For the authors, a wider use of robots is accompanied by higher productivity gains and wages. But, unsurprisingly, they see a negative impact on unskilled or moderately skilled people. So the overall problem posed by robots remains unresolved, despite these rather reassuring figures. For while the diffusion of robots makes it possible to increase productivity gains and therefore to maintain a positive growth path for the future, the broader issues related to the substitution of machines for humans and the concentration of jobs and wages among the most skilled – or adapted as we saw above – are still not solved.
Robots and redistribution
It is therefore important, at an early stage, to think of redistribution and training mechanisms that are not incompatible with maintaining a high level of innovation. As Benzell, Kotlikoff, La Garda and Sachs have written: “Absent appropriate fiscal policy that redistributes from winners to losers, smart machines can mean long-term misery for all”. Although there are several possible trajectories, their model predicts gradual impoverishment of unskilled and, which is new, skilled individuals. A gradual substitution of machines for the skilled would indeed reduce the share of wages in GDP. In addition to the increase in inequalities, the fall in income would lead to a decline in savings, which would be followed by less investment and therefore, ultimately, lower growth.
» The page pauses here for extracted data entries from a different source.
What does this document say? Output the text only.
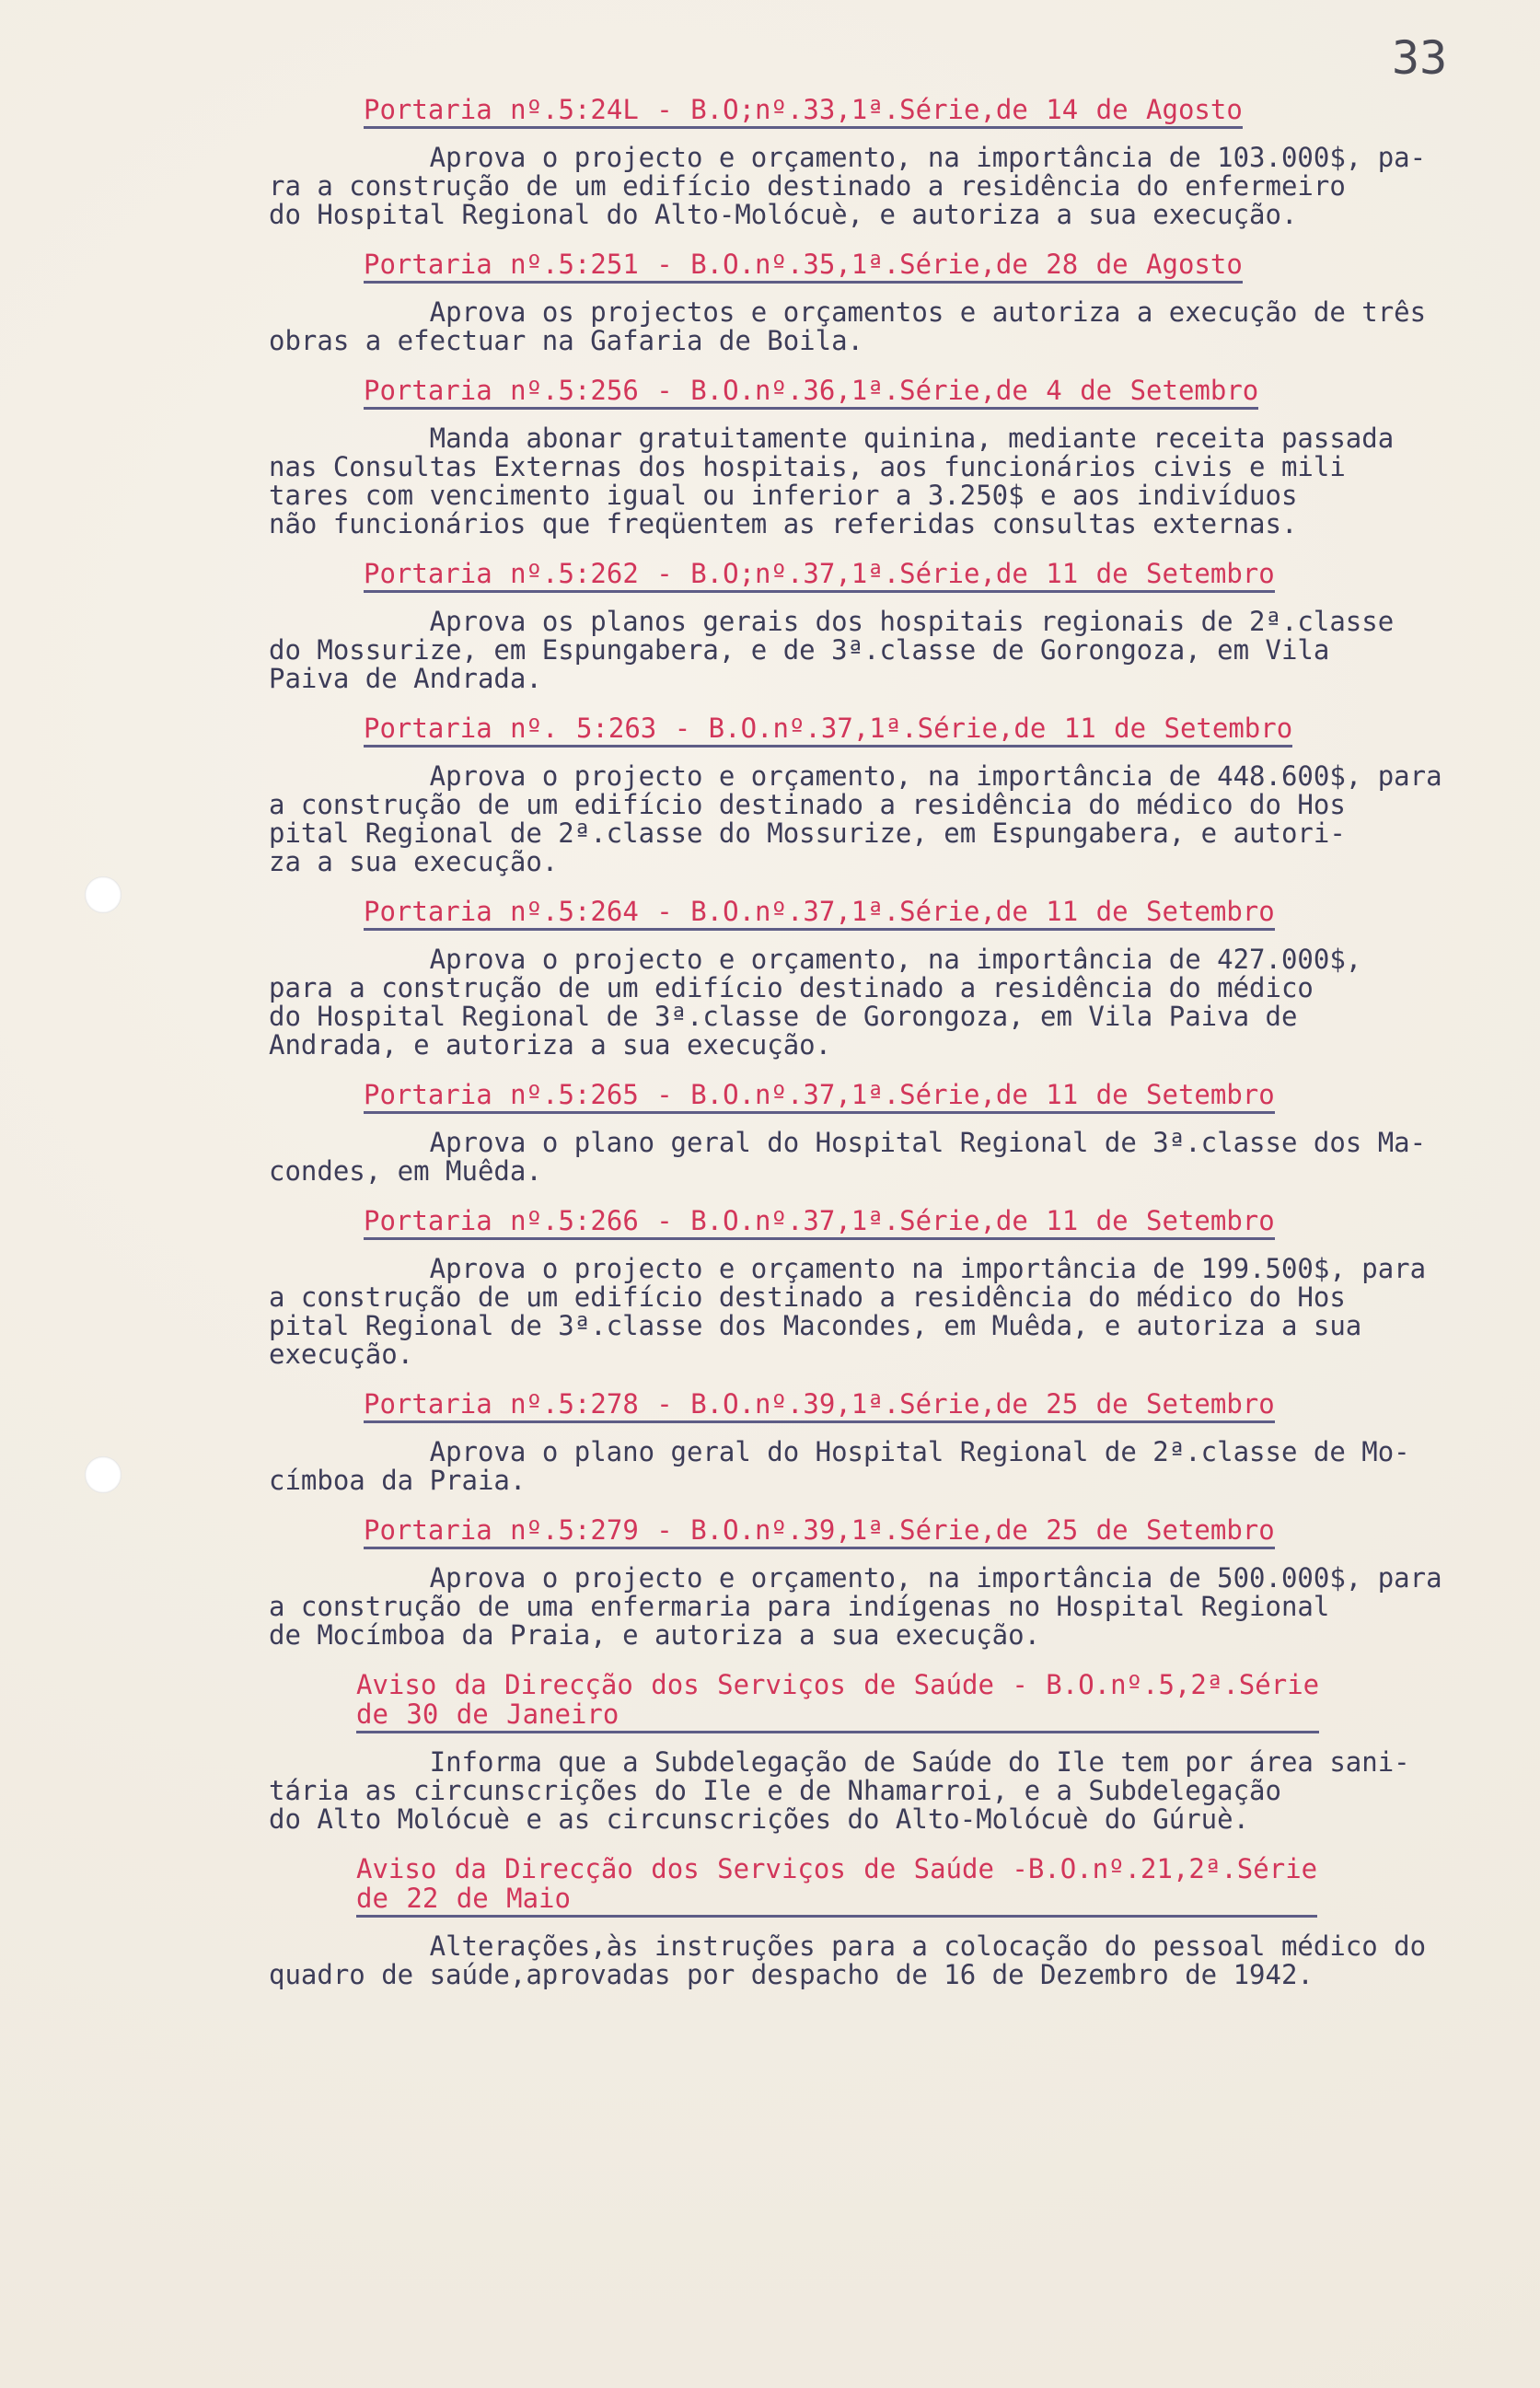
33

Portaria nº.5:24L - B.O;nº.33,1ª.Série,de 14 de Agosto

Aprova o projecto e orçamento, na importância de 103.000$, pa-
ra a construção de um edifício destinado a residência do enfermeiro
do Hospital Regional do Alto-Molócuè, e autoriza a sua execução.

Portaria nº.5:251 - B.O.nº.35,1ª.Série,de 28 de Agosto

Aprova os projectos e orçamentos e autoriza a execução de três
obras a efectuar na Gafaria de Boila.

Portaria nº.5:256 - B.O.nº.36,1ª.Série,de 4 de Setembro

Manda abonar gratuitamente quinina, mediante receita passada
nas Consultas Externas dos hospitais, aos funcionários civis e mili
tares com vencimento igual ou inferior a 3.250$ e aos indivíduos
não funcionários que freqüentem as referidas consultas externas.

Portaria nº.5:262 - B.O;nº.37,1ª.Série,de 11 de Setembro

Aprova os planos gerais dos hospitais regionais de 2ª.classe
do Mossurize, em Espungabera, e de 3ª.classe de Gorongoza, em Vila
Paiva de Andrada.

Portaria nº. 5:263 - B.O.nº.37,1ª.Série,de 11 de Setembro

Aprova o projecto e orçamento, na importância de 448.600$, para
a construção de um edifício destinado a residência do médico do Hos
pital Regional de 2ª.classe do Mossurize, em Espungabera, e autori-
za a sua execução.

Portaria nº.5:264 - B.O.nº.37,1ª.Série,de 11 de Setembro

Aprova o projecto e orçamento, na importância de 427.000$,
para a construção de um edifício destinado a residência do médico
do Hospital Regional de 3ª.classe de Gorongoza, em Vila Paiva de
Andrada, e autoriza a sua execução.

Portaria nº.5:265 - B.O.nº.37,1ª.Série,de 11 de Setembro

Aprova o plano geral do Hospital Regional de 3ª.classe dos Ma-
condes, em Muêda.

Portaria nº.5:266 - B.O.nº.37,1ª.Série,de 11 de Setembro

Aprova o projecto e orçamento na importância de 199.500$, para
a construção de um edifício destinado a residência do médico do Hos
pital Regional de 3ª.classe dos Macondes, em Muêda, e autoriza a sua
execução.

Portaria nº.5:278 - B.O.nº.39,1ª.Série,de 25 de Setembro

Aprova o plano geral do Hospital Regional de 2ª.classe de Mo-
címboa da Praia.

Portaria nº.5:279 - B.O.nº.39,1ª.Série,de 25 de Setembro

Aprova o projecto e orçamento, na importância de 500.000$, para
a construção de uma enfermaria para indígenas no Hospital Regional
de Mocímboa da Praia, e autoriza a sua execução.

Aviso da Direcção dos Serviços de Saúde - B.O.nº.5,2ª.Série
de 30 de Janeiro

Informa que a Subdelegação de Saúde do Ile tem por área sani-
tária as circunscrições do Ile e de Nhamarroi, e a Subdelegação
do Alto Molócuè e as circunscrições do Alto-Molócuè do Gúruè.

Aviso da Direcção dos Serviços de Saúde -B.O.nº.21,2ª.Série
de 22 de Maio

Alterações,às instruções para a colocação do pessoal médico do
quadro de saúde,aprovadas por despacho de 16 de Dezembro de 1942.
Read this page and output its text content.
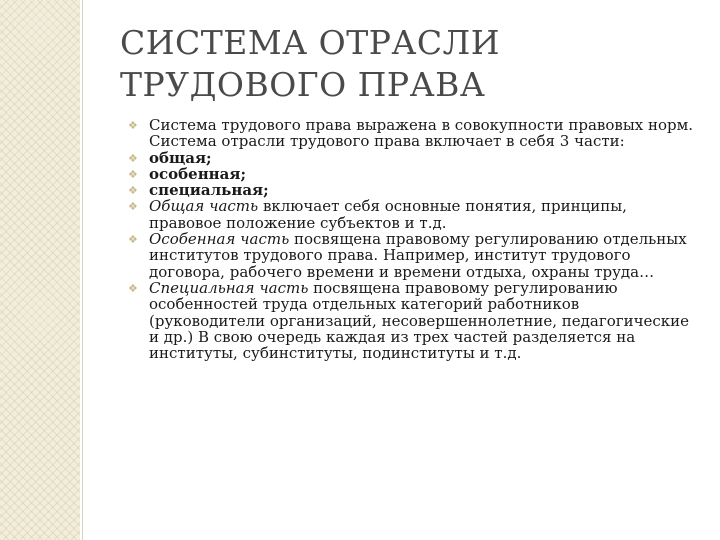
СИСТЕМА ОТРАСЛИ
ТРУДОВОГО ПРАВА
❖ Система трудового права выражена в совокупности правовых норм. Система отрасли трудового права включает в себя 3 части:
❖ общая;
❖ особенная;
❖ специальная;
❖ Общая часть включает себя основные понятия, принципы, правовое положение субъектов и т.д.
❖ Особенная часть посвящена правовому регулированию отдельных институтов трудового права. Например, институт трудового договора, рабочего времени и времени отдыха, охраны труда…
❖ Специальная часть посвящена правовому регулированию особенностей труда отдельных категорий работников (руководители организаций, несовершеннолетние, педагогические и др.) В свою очередь каждая из трех частей разделяется на институты, субинституты, подинституты и т.д.
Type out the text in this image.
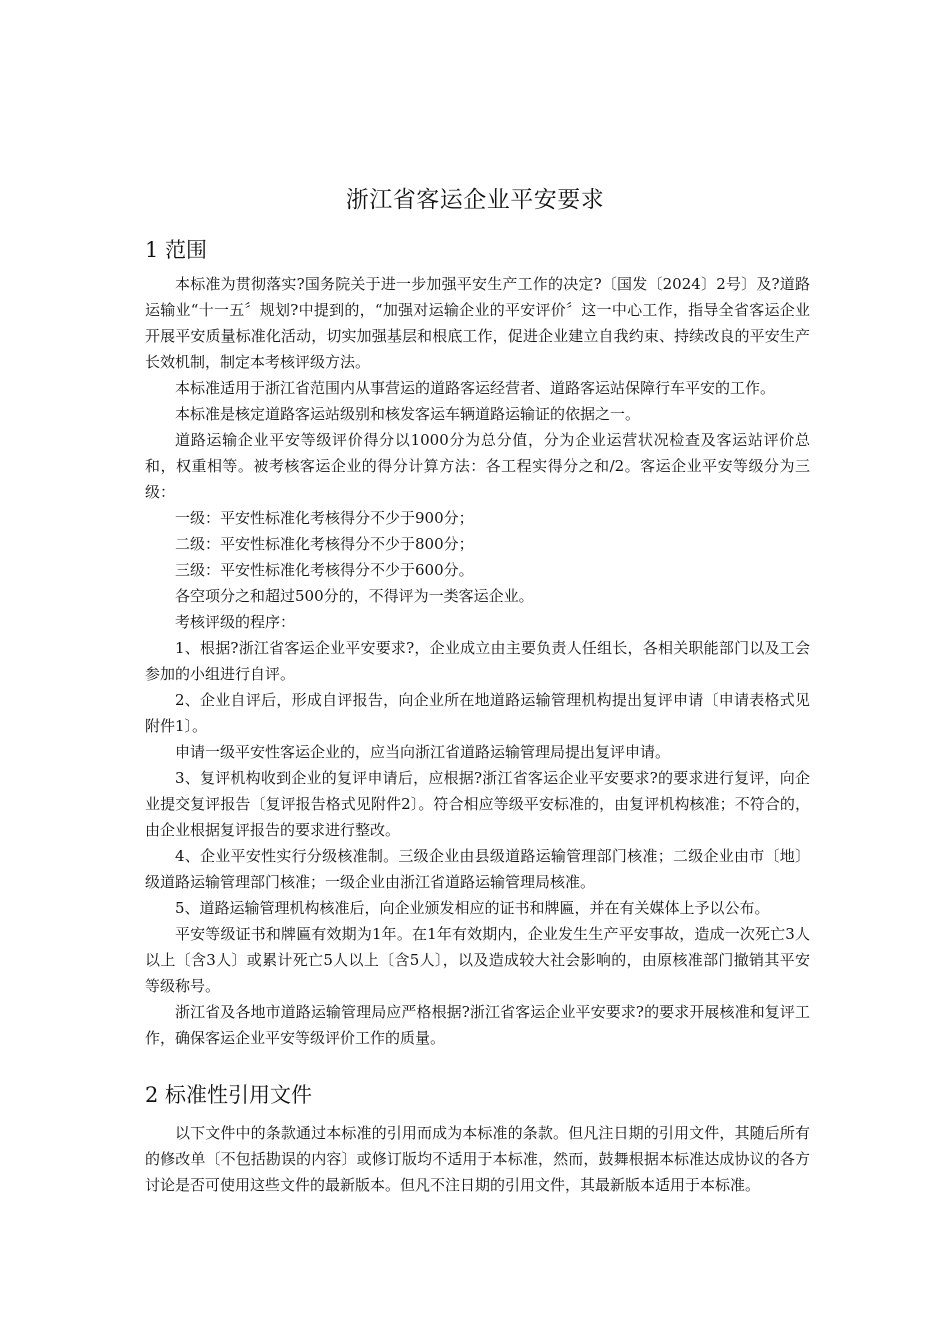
浙江省客运企业平安要求
1 范围

本标准为贯彻落实?国务院关于进一步加强平安生产工作的决定?〔国发〔2024〕2号〕及?道路运输业“十一五〞规划?中提到的，“加强对运输企业的平安评价〞这一中心工作，指导全省客运企业开展平安质量标准化活动，切实加强基层和根底工作，促进企业建立自我约束、持续改良的平安生产长效机制，制定本考核评级方法。

本标准适用于浙江省范围内从事营运的道路客运经营者、道路客运站保障行车平安的工作。

本标准是核定道路客运站级别和核发客运车辆道路运输证的依据之一。

道路运输企业平安等级评价得分以1000分为总分值，分为企业运营状况检查及客运站评价总和，权重相等。被考核客运企业的得分计算方法：各工程实得分之和/2。客运企业平安等级分为三级：

一级：平安性标准化考核得分不少于900分；

二级：平安性标准化考核得分不少于800分；

三级：平安性标准化考核得分不少于600分。

各空项分之和超过500分的，不得评为一类客运企业。

考核评级的程序：

1、根据?浙江省客运企业平安要求?，企业成立由主要负责人任组长，各相关职能部门以及工会参加的小组进行自评。

2、企业自评后，形成自评报告，向企业所在地道路运输管理机构提出复评申请〔申请表格式见附件1〕。

申请一级平安性客运企业的，应当向浙江省道路运输管理局提出复评申请。

3、复评机构收到企业的复评申请后，应根据?浙江省客运企业平安要求?的要求进行复评，向企业提交复评报告〔复评报告格式见附件2〕。符合相应等级平安标准的，由复评机构核准；不符合的，由企业根据复评报告的要求进行整改。

4、企业平安性实行分级核准制。三级企业由县级道路运输管理部门核准；二级企业由市〔地〕级道路运输管理部门核准；一级企业由浙江省道路运输管理局核准。

5、道路运输管理机构核准后，向企业颁发相应的证书和牌匾，并在有关媒体上予以公布。

平安等级证书和牌匾有效期为1年。在1年有效期内，企业发生生产平安事故，造成一次死亡3人以上〔含3人〕或累计死亡5人以上〔含5人〕，以及造成较大社会影响的，由原核准部门撤销其平安等级称号。

浙江省及各地市道路运输管理局应严格根据?浙江省客运企业平安要求?的要求开展核准和复评工作，确保客运企业平安等级评价工作的质量。

2 标准性引用文件

以下文件中的条款通过本标准的引用而成为本标准的条款。但凡注日期的引用文件，其随后所有的修改单〔不包括勘误的内容〕或修订版均不适用于本标准，然而，鼓舞根据本标准达成协议的各方讨论是否可使用这些文件的最新版本。但凡不注日期的引用文件，其最新版本适用于本标准。
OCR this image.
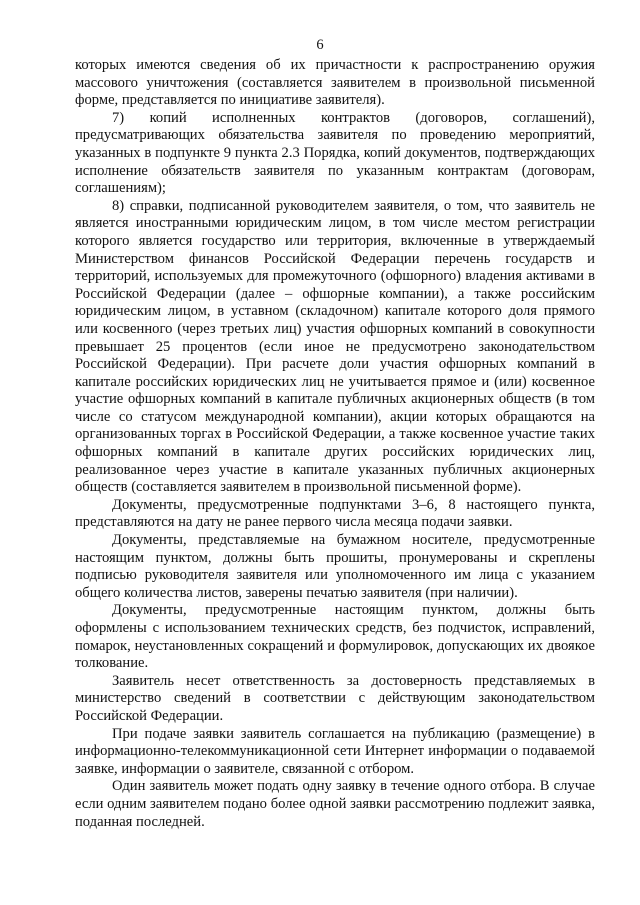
6

которых имеются сведения об их причастности к распространению оружия массового уничтожения (составляется заявителем в произвольной письменной форме, представляется по инициативе заявителя).

7) копий исполненных контрактов (договоров, соглашений), предусматривающих обязательства заявителя по проведению мероприятий, указанных в подпункте 9 пункта 2.3 Порядка, копий документов, подтверждающих исполнение обязательств заявителя по указанным контрактам (договорам, соглашениям);

8) справки, подписанной руководителем заявителя, о том, что заявитель не является иностранными юридическим лицом, в том числе местом регистрации которого является государство или территория, включенные в утверждаемый Министерством финансов Российской Федерации перечень государств и территорий, используемых для промежуточного (офшорного) владения активами в Российской Федерации (далее – офшорные компании), а также российским юридическим лицом, в уставном (складочном) капитале которого доля прямого или косвенного (через третьих лиц) участия офшорных компаний в совокупности превышает 25 процентов (если иное не предусмотрено законодательством Российской Федерации). При расчете доли участия офшорных компаний в капитале российских юридических лиц не учитывается прямое и (или) косвенное участие офшорных компаний в капитале публичных акционерных обществ (в том числе со статусом международной компании), акции которых обращаются на организованных торгах в Российской Федерации, а также косвенное участие таких офшорных компаний в капитале других российских юридических лиц, реализованное через участие в капитале указанных публичных акционерных обществ (составляется заявителем в произвольной письменной форме).

Документы, предусмотренные подпунктами 3–6, 8 настоящего пункта, представляются на дату не ранее первого числа месяца подачи заявки.

Документы, представляемые на бумажном носителе, предусмотренные настоящим пунктом, должны быть прошиты, пронумерованы и скреплены подписью руководителя заявителя или уполномоченного им лица с указанием общего количества листов, заверены печатью заявителя (при наличии).

Документы, предусмотренные настоящим пунктом, должны быть оформлены с использованием технических средств, без подчисток, исправлений, помарок, неустановленных сокращений и формулировок, допускающих их двоякое толкование.

Заявитель несет ответственность за достоверность представляемых в министерство сведений в соответствии с действующим законодательством Российской Федерации.

При подаче заявки заявитель соглашается на публикацию (размещение) в информационно-телекоммуникационной сети Интернет информации о подаваемой заявке, информации о заявителе, связанной с отбором.

Один заявитель может подать одну заявку в течение одного отбора. В случае если одним заявителем подано более одной заявки рассмотрению подлежит заявка, поданная последней.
Before sinking into pessimism we have to recap the advantages and negative effects of robots as well as their potential for replacing humans. The duo comprising control of the environment and intuition capacity significantly limits the potential for a rapid spread of robots to activities of a non-routine nature that require abstraction or adaptation On the other hand, the increased use of robots in industrial activities is leading to invaluable productivity gains at a time when many economists are concerned that we may be entering an era of secular stagnation or zero growth. It is therefore crucial to guarantee the conditions for robot diffusion while limiting the risk of misery for the people they will replace.
Education has a key role to play, but to do so it must be rethought, with a focus on people’s ability to adapt and communicate, but also on the mastery of technological tools. However, this is unlikely to be sufficient, and redistribution mechanisms must be designed and implemented. The time it will take to introduce such government transfer payments will depend on the impact of robots on our purchasing power and on our ability to rapidly extend their capacities: while the fall in the cost of goods and services produced by robots more than offsets the fall in wages, and while activities with a high level of human density or intuitive content are difficult to replace by machines, we are still far away from a situation where robots have stolen all the work.
(1) Robots at Work, CEPR 10477, February 2015.